Sure, this is going to sound selfish, but if I lost a close friend or family member who didn't tell me about their limited time, I'd feel cheated. I'd feel I didn't get the chance to have the extra time, that I didn't get to say all the things I wanted and that I didn't get to hear more.
My father was recently diagnosed with pancreatic cancer. One thing I'm doing is having him talk about his life on video so that his young grandchildren can know him better in his own words. Plus, I've been hearing many stories I never knew.
Since you are asking for advice, I have to agree with the above. Also, your family can be a great comfort to you at the end. Don't discount how satisfying it will be to make your peace and see them smiling and speaking their love, telling you it's ok to let go when the time comes. I can't believe you would want to die alone.
The people who love us are all we really have achieved in life at the end of the day.
This depends. Are we talking about your husband and kids and your parents and siblings or distant cousins and acquaintances? Your immediate family and those closest to you would be absolutely crushed if you knew you were dying and didn't tell them. Many of them would never get over it.
With cancer you never know how long you have. I just went through 4+ years of cancers with my father-in-law including colon, prostate, and liver. If my husband and his siblings weren't told, it would have torn apart his family. It would have devastated all of them! We all worked on spending time with him and doing things he never got to do. The man hated me the moment he met me, but I gave up Christmas LITERALLY so my husband could spend the day with his siblings and dad 3 hours away. I spent the day alone eating a tv dinner. Was I happy? No, but I gave a dying man something no one else could give him. He wanted one last Christmas with all of his children together. He hadn't had that in years because we lived out of state and one daughter was a missionary overseas.

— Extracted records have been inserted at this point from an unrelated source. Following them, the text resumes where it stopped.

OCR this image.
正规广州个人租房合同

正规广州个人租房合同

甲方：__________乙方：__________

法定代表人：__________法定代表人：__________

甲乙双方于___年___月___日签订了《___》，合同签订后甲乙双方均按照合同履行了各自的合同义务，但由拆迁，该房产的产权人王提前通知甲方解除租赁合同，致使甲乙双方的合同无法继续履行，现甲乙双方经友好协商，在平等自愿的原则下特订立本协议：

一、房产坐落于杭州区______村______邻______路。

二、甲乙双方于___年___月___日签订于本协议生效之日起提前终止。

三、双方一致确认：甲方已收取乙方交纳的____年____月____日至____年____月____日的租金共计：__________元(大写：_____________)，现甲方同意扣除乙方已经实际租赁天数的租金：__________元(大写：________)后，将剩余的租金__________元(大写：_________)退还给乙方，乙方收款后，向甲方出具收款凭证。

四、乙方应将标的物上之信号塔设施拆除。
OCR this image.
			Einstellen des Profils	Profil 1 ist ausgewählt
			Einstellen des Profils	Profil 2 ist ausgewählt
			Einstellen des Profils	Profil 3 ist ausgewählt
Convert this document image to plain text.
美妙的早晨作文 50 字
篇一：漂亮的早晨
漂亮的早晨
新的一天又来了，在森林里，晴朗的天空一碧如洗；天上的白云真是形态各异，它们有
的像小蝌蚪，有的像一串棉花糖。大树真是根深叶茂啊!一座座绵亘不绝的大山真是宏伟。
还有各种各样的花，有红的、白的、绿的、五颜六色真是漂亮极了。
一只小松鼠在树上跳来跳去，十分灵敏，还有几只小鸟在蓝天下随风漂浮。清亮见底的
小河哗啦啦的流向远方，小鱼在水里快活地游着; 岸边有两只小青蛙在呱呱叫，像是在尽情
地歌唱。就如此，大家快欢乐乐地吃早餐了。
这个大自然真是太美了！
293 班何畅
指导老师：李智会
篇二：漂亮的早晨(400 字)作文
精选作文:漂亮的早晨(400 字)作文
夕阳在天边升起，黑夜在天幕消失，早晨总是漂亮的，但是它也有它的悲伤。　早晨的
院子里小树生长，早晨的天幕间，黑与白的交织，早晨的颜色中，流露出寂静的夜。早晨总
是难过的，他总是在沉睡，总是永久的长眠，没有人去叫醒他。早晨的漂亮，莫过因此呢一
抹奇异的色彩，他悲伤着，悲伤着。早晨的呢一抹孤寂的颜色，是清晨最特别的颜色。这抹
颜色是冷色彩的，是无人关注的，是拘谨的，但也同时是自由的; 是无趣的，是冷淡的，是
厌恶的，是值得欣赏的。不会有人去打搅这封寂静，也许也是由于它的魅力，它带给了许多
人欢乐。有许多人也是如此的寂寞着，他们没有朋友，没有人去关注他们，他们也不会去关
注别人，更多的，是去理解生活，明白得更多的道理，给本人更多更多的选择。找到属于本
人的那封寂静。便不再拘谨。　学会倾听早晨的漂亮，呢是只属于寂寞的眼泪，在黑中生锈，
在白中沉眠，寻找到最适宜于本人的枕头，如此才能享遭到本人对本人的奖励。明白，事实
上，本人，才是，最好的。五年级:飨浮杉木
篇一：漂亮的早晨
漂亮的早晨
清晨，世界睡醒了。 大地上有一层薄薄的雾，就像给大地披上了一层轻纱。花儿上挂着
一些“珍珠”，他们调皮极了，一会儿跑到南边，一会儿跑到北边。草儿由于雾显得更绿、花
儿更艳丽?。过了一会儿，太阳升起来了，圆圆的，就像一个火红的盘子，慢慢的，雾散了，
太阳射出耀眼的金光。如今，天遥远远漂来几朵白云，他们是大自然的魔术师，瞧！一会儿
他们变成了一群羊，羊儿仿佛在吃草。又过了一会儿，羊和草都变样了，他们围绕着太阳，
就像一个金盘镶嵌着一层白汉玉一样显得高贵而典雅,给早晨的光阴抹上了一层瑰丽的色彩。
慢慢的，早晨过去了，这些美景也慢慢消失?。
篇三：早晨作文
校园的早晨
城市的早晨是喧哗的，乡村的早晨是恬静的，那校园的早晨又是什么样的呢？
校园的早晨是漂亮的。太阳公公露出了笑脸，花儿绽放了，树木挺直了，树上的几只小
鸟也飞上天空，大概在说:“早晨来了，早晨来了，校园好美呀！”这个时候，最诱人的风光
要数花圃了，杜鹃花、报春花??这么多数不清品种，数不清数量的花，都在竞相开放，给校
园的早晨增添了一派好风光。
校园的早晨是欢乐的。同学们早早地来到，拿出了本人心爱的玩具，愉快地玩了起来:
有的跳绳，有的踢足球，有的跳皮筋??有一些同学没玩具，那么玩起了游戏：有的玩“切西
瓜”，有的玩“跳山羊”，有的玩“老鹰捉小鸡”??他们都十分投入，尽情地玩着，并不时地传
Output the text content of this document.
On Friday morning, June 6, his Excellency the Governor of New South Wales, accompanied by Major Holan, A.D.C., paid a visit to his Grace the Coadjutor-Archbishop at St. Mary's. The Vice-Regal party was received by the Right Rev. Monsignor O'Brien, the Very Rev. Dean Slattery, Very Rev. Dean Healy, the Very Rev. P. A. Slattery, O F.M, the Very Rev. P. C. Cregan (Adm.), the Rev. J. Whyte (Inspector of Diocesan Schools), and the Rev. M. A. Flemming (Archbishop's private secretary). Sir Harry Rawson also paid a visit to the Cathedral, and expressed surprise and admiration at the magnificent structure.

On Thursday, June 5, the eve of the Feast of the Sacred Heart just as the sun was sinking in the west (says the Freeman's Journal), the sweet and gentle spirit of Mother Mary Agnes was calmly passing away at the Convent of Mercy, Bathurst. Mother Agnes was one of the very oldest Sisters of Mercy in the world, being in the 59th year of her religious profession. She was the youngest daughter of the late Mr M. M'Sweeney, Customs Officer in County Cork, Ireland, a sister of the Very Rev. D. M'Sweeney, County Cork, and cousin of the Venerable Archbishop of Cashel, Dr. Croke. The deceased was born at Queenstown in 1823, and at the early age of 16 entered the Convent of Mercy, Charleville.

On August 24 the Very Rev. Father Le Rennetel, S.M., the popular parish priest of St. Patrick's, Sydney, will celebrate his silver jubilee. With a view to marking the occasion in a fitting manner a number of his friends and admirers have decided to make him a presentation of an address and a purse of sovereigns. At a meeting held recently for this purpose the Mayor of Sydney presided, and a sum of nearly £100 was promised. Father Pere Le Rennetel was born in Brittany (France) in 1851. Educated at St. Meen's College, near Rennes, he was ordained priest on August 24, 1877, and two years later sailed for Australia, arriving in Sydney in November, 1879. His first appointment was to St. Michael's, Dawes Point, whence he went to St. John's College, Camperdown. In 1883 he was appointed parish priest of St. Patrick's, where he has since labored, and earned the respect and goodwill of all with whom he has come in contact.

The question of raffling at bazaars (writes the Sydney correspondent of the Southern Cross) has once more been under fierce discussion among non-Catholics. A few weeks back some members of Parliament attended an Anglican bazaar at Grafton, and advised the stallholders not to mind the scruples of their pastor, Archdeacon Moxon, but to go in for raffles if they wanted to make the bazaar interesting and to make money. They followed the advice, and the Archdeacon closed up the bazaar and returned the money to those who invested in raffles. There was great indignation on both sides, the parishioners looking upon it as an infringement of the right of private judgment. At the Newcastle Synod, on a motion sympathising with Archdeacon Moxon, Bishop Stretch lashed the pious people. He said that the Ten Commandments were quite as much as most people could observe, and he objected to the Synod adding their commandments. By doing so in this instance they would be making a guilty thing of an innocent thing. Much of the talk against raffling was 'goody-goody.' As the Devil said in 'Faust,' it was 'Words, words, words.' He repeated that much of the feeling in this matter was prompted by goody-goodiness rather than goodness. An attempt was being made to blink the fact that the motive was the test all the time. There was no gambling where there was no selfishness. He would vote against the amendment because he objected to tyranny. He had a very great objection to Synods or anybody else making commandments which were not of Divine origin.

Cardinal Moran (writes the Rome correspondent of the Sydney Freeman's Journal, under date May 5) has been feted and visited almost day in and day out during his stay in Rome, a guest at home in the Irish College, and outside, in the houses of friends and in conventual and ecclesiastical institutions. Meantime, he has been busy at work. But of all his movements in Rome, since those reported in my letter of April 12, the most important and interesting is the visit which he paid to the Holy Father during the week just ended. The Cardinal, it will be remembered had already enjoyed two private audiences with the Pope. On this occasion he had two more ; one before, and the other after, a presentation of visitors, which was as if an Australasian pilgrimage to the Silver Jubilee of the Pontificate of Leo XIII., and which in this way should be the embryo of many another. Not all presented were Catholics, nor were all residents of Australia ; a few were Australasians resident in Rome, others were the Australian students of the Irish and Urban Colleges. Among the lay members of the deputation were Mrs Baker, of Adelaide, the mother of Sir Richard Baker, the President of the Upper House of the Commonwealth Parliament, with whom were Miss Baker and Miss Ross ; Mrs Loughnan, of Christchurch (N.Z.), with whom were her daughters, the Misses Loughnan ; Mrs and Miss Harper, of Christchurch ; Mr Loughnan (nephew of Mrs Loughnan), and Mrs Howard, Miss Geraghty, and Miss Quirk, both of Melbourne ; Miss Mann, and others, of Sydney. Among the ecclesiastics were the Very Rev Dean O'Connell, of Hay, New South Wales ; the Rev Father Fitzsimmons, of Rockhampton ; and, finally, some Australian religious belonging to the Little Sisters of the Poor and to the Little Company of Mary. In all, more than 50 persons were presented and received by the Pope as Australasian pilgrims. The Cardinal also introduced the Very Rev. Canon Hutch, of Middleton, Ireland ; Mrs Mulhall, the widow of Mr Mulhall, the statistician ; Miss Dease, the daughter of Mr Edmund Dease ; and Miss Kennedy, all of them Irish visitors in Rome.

People need to say goodbye. You do as well. There will come a time when you will need help. You won't even be able to sit up without help. There will be days when you just want to cry and having someone to lean on is good for you.
You say you've made all of your preparations, but what about your loved ones? They aren't getting a chance to prepare if you don't tell them. You may also change your mind as time goes on or as things progress. Give people a chance to say goodbye including yourself.
I've recently been diagnosed with colon cancer. I will not stay until the end. I've made proper arrangements to check myself out, it'll be done peacefully in my house. I've also taken care of my will and I've already paid for the cremation.
However, I still haven't decided what to do in regards to my family and friends. I don't know if I should tell them about the disease or if it'll be easier if they find it all once I'm already dead. Still, I would like to say goodbye but I'm afraid it'll be a red flag since I'm not usually very expressive.
What would you prefer if it was your family member?
You probably should tell them about it, although you don't have to give all the details.
You should also be aware that a suicide could be a crimp in your funeral plans. Suicides are investigated as homicides, and if no one knows how sick you are, it might extend out the investigation.
You should also be aware that a suicide could be a crimp in your funeral plans. Suicides are investigated as homicides, and if no one knows how sick you are, it might extend out the investigation.
I'm sure your mind is set and my thoughts are with you whatever you decide. I just wanted to share that I know of two people (male and female) who beat stage 4 colon cancer and went on to live beautiful lives - they are still with us.
Hey, if you are not on palliative care yet, then show IS going on. Advanced drugs can do a lot an extend your life and let you appreciate life and view it from totally different perspective. Don't give up.